I reached out to Daniel Lemire and requested him to make the license Git-compatible. The good news is he agreed 😀😀. Go to the following link to see the discussion thread — https://public-inbox.org/git/CAPOJW5yJDq046nhq0V-syAg4ttoy++rBtq_RHSXPAKhtDDw6jQ@mail.gmail.com/
As I mentioned before that the existing CRoaring library has some short comings, I had to make some changes on top of it so that Git can use it properly. I made a new function for enabling network write (although Derrick wrote in his review that instead of making new functions I should modify the existing functions). After that I made sure that the change is backward compatible i.e. the roaring bitmap integretion do not affect the existing ewah bitmap implementation.
The patch series is currently sent in the mailing list as RFC. It needs some more work to complete. But it is near to ready. The patch links are given below -
- [PATCH 0/5] [RFC] introduce Roaring bitmaps to Git
- [PATCH 2/5] roaring.[ch]: apply Git specific changes to the roaring API
- [PATCH 3/5] roaring: teach Git to write roaring bitmaps
- [PATCH 4/5] roaring: introduce a new config option for roaring bitmaps
- [PATCH 5/5] roaring: teach Git to read roaring bitmaps
Here is the link of my Github branch where you can find my current progress — Abhra303/roaring-bitmap-exp. Note that I used chunk-format API for
.bitmap version 2 file. It brings uniformity in the structure of bitmap related files.
I didn’t have much experience in developing such projects in C before GSoC. So I faced a lot of challenges. It took time to digest all the code and logics behind the existing bitmap implementation.
My main challenge was to solve errors! As I mentioned previously, I have never used C in such a huge amount in any of my previous projects. So obviously I didn’t know how to debug and solve unknown runtime errors. But my mentors helped me here tremendously. They taught me how to debug the codebase and I learned about various techniques to solve these errors.

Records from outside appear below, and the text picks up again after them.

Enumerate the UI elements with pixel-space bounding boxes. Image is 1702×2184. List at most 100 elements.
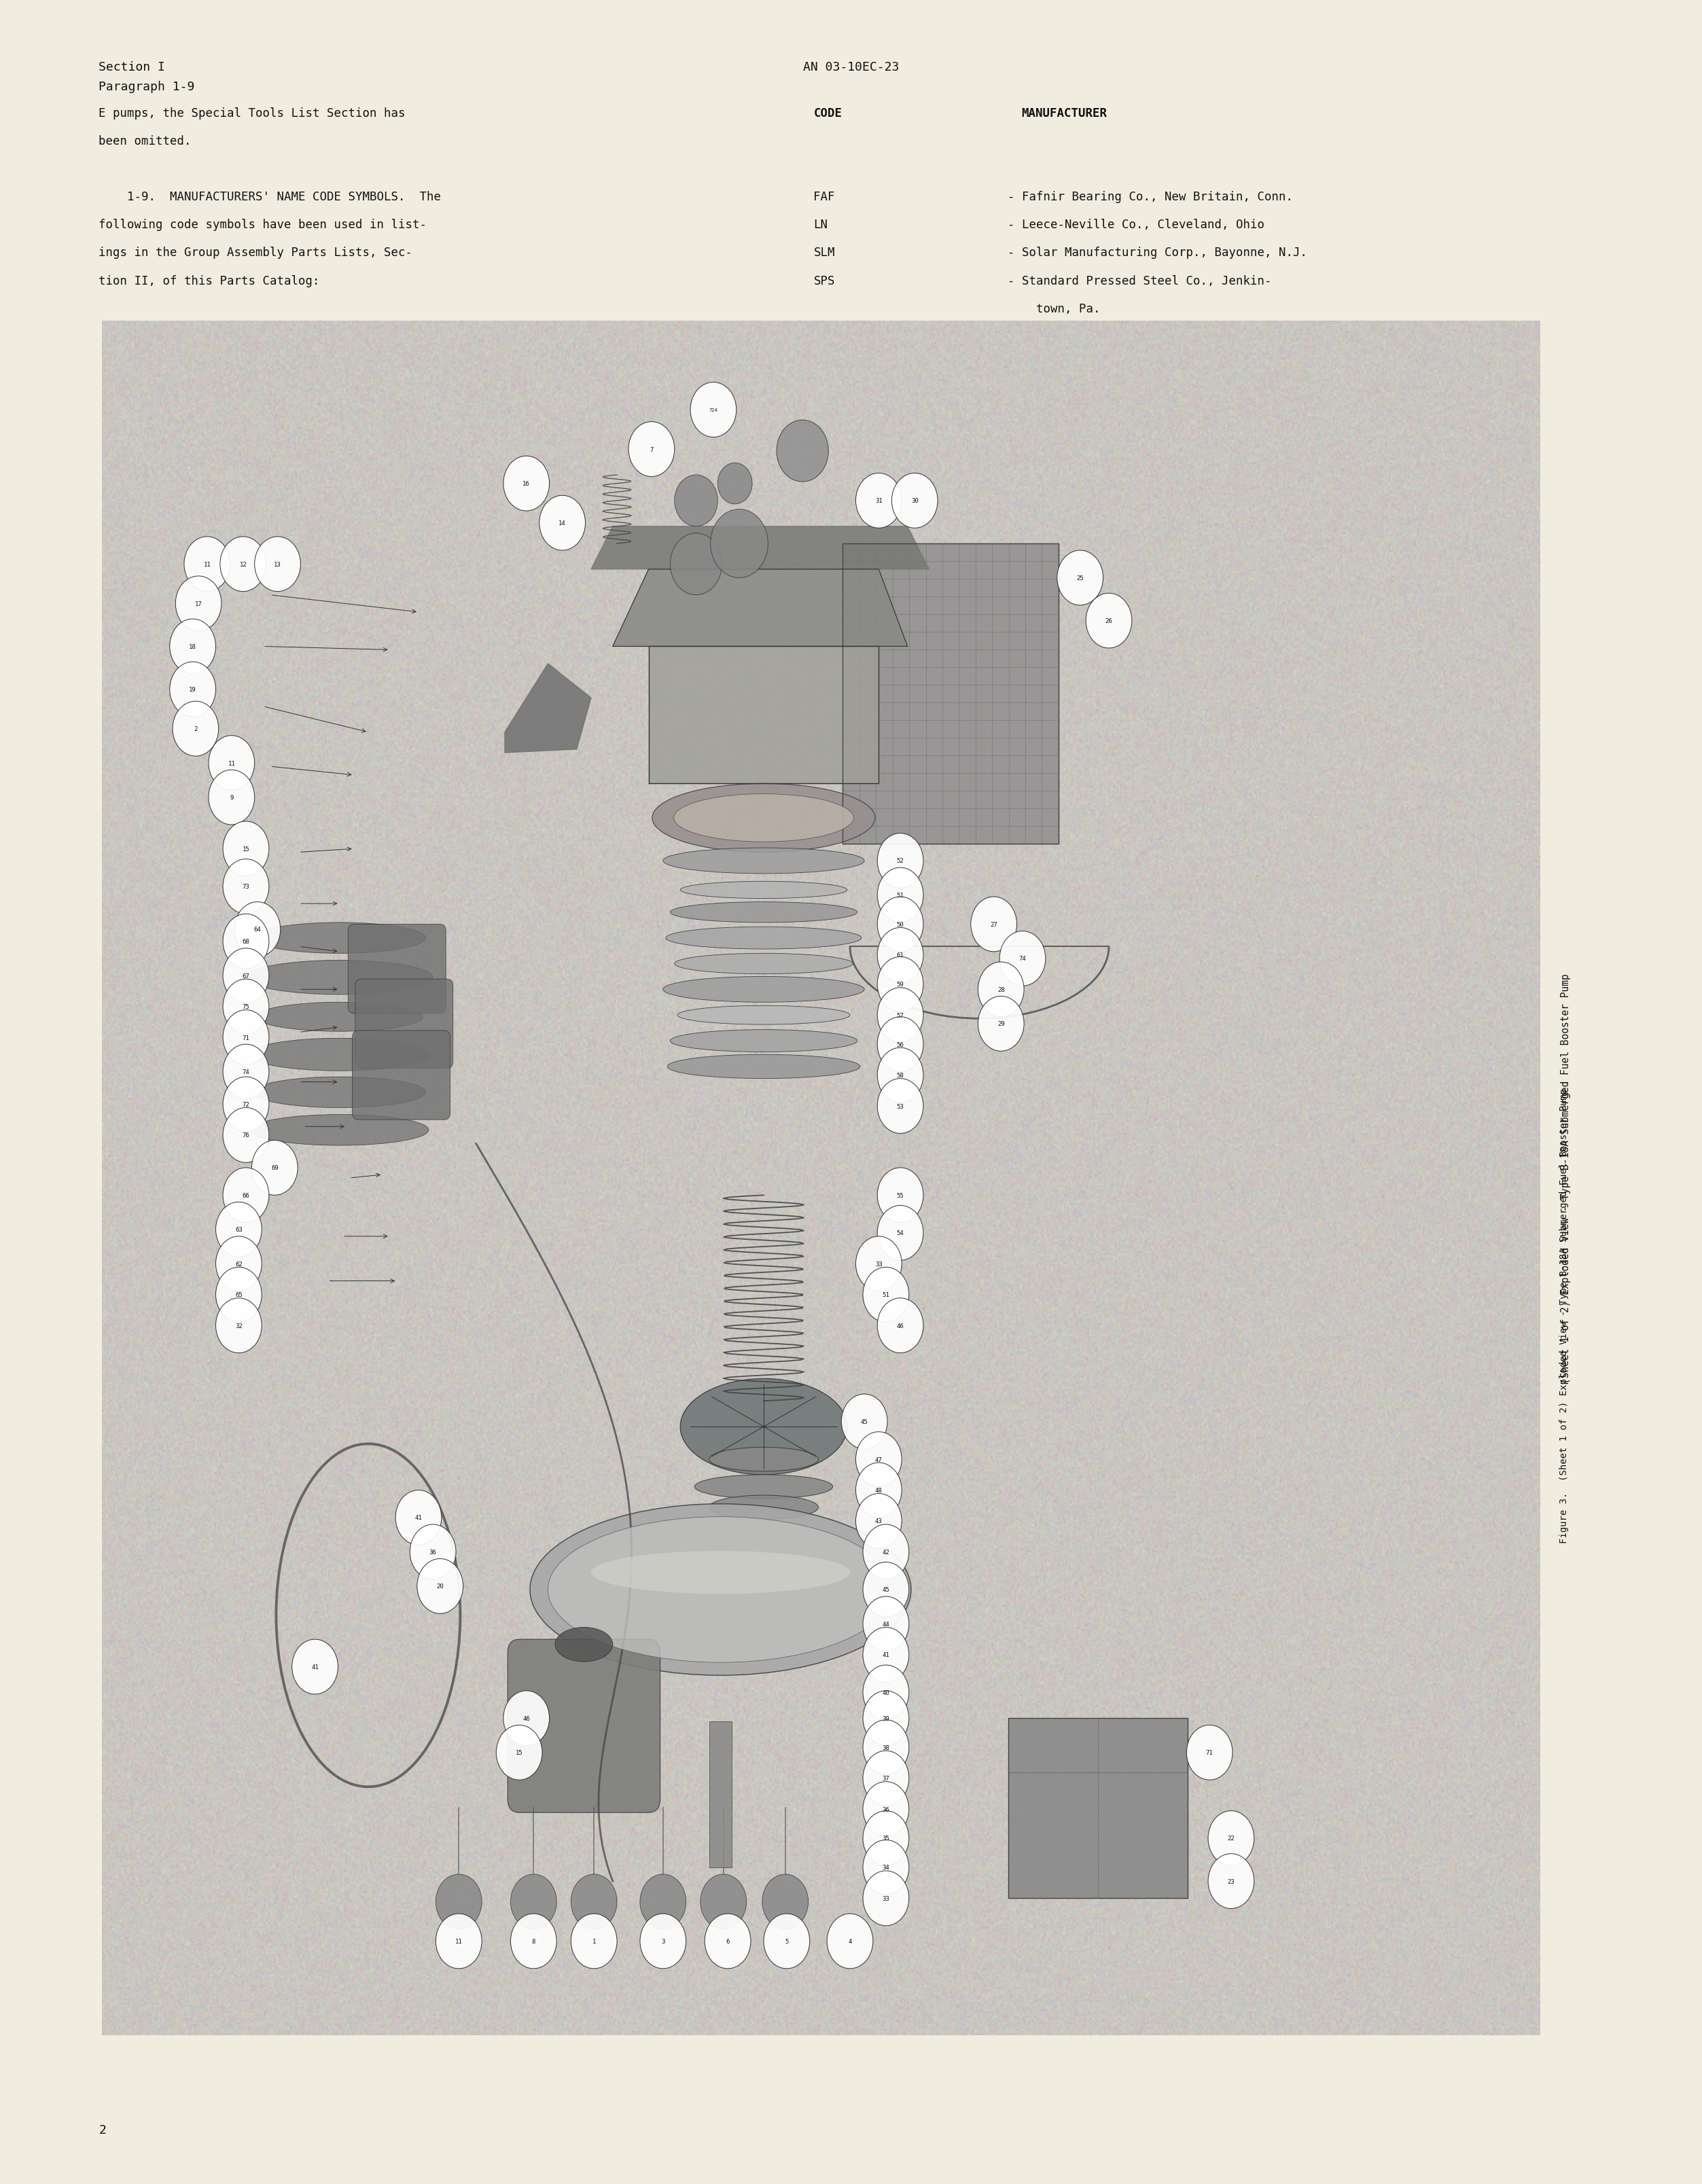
Polygon shape [613, 570, 907, 646]
Circle shape [223, 1077, 269, 1131]
Circle shape [877, 1018, 922, 1072]
Ellipse shape [652, 784, 875, 852]
Ellipse shape [674, 954, 853, 974]
Circle shape [570, 1874, 618, 1928]
Circle shape [172, 701, 218, 756]
Circle shape [674, 476, 718, 526]
Circle shape [223, 1168, 269, 1223]
Text: - Solar Manufacturing Corp., Bayonne, N.J.: - Solar Manufacturing Corp., Bayonne, N.… [1008, 247, 1307, 260]
Circle shape [841, 1393, 887, 1450]
Circle shape [863, 1721, 909, 1776]
Circle shape [877, 1297, 922, 1354]
Ellipse shape [245, 961, 432, 996]
Text: 41: 41 [311, 1664, 318, 1671]
Text: 31: 31 [875, 498, 882, 505]
Text: 57: 57 [897, 1013, 904, 1018]
Text: 64: 64 [254, 926, 260, 933]
Text: been omitted.: been omitted. [99, 135, 191, 146]
Circle shape [892, 474, 938, 529]
Ellipse shape [677, 1007, 849, 1024]
Circle shape [223, 978, 269, 1035]
Circle shape [863, 1811, 909, 1865]
Text: 55: 55 [897, 1192, 904, 1199]
Circle shape [1208, 1854, 1254, 1909]
Circle shape [223, 1107, 269, 1162]
Ellipse shape [529, 1505, 911, 1675]
Ellipse shape [555, 1627, 613, 1662]
Circle shape [999, 930, 1045, 987]
Circle shape [979, 996, 1025, 1051]
Text: 23: 23 [1227, 1878, 1234, 1885]
Text: 7: 7 [650, 446, 654, 452]
Ellipse shape [591, 1551, 849, 1594]
Circle shape [710, 509, 768, 579]
Text: 76: 76 [242, 1131, 250, 1138]
Ellipse shape [664, 847, 865, 874]
Circle shape [417, 1559, 463, 1614]
Text: 15: 15 [516, 1749, 523, 1756]
Text: 50: 50 [897, 922, 904, 928]
Text: 33: 33 [882, 1896, 890, 1902]
Circle shape [856, 1433, 902, 1487]
Circle shape [216, 1267, 262, 1321]
Text: 45: 45 [861, 1420, 868, 1424]
Circle shape [691, 382, 737, 437]
Circle shape [877, 867, 922, 924]
Text: SPS: SPS [814, 275, 836, 286]
Text: MANUFACTURER: MANUFACTURER [1021, 107, 1106, 120]
Text: 35: 35 [882, 1835, 890, 1841]
Text: 6: 6 [727, 1937, 730, 1944]
Text: 47: 47 [875, 1457, 882, 1463]
Text: 40: 40 [882, 1690, 890, 1695]
Text: E pumps, the Special Tools List Section has: E pumps, the Special Tools List Section … [99, 107, 405, 120]
Text: 2: 2 [194, 725, 197, 732]
Circle shape [223, 821, 269, 876]
Text: 71: 71 [242, 1035, 250, 1042]
Ellipse shape [664, 976, 865, 1002]
Text: 56: 56 [897, 1042, 904, 1048]
Text: 39: 39 [882, 1714, 890, 1721]
Text: 30: 30 [911, 498, 919, 505]
Text: 4: 4 [848, 1937, 851, 1944]
Text: 3: 3 [660, 1937, 665, 1944]
Text: Figure 3.  (Sheet 1 of 2) Exploded View - Type B-18A Submerged Fuel Booster Pump: Figure 3. (Sheet 1 of 2) Exploded View -… [1559, 1088, 1569, 1542]
Circle shape [856, 1463, 902, 1518]
Ellipse shape [694, 1474, 832, 1498]
Circle shape [1057, 550, 1103, 605]
FancyBboxPatch shape [356, 978, 453, 1068]
Text: 36: 36 [882, 1806, 890, 1813]
Text: 42: 42 [882, 1548, 890, 1555]
Circle shape [877, 1048, 922, 1103]
Circle shape [705, 1913, 751, 1968]
Text: 34: 34 [882, 1865, 890, 1870]
Text: 74: 74 [242, 1068, 250, 1075]
Text: 1: 1 [592, 1937, 596, 1944]
Circle shape [856, 474, 902, 529]
Circle shape [718, 463, 752, 505]
Circle shape [436, 1913, 482, 1968]
Circle shape [856, 1236, 902, 1291]
Circle shape [1086, 594, 1132, 649]
Text: 12: 12 [240, 561, 247, 568]
Circle shape [216, 1201, 262, 1258]
Text: 59: 59 [897, 981, 904, 987]
Circle shape [628, 422, 674, 476]
Text: 73: 73 [242, 885, 250, 889]
Circle shape [877, 987, 922, 1042]
Text: 51: 51 [897, 893, 904, 898]
Ellipse shape [548, 1518, 894, 1662]
Circle shape [436, 1874, 482, 1928]
Text: 43: 43 [875, 1518, 882, 1524]
Circle shape [209, 771, 255, 826]
Text: 61: 61 [897, 952, 904, 959]
Circle shape [216, 1297, 262, 1354]
Circle shape [863, 1752, 909, 1806]
Text: 52: 52 [897, 858, 904, 865]
Text: 67: 67 [242, 972, 250, 978]
Circle shape [877, 1206, 922, 1260]
Circle shape [184, 537, 230, 592]
Text: - Fafnir Bearing Co., New Britain, Conn.: - Fafnir Bearing Co., New Britain, Conn. [1008, 190, 1294, 203]
Ellipse shape [254, 1077, 426, 1107]
Circle shape [764, 1913, 810, 1968]
Text: 36: 36 [429, 1548, 436, 1555]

I can remember one such error which proved to be hard to solve for me. This was an error generating in bitmap’s test script. It had a mysterious characteristic — the test was not failing in all of the invocations of the test. Sometimes it was passing and sometimes not. I tried to figure out what went wrong. I understood the entire midx codebase and looked for potential flaws. Johannes and Derrick also helped me in this process. But sadly I didn’t succeed. Later Taylor was able to find out the solution.
What did I learn?
I had an amazing journey this summer. I learned a lot of new things. The most amazing part of my GSoC journey is that I got the opportunity to learn from the most experienced and knowledgeable persons. I learned how to write efficient C code, how to use various debugging tools. I also learned about bash scripting. Overall it was a very good experience :)
My main priority is to finish the remaining tasks for roaring bitmaps. Once that is finished, I would like to take on some other issues. Besides I also have a plan to contribute to Kubernetes and other open source projects.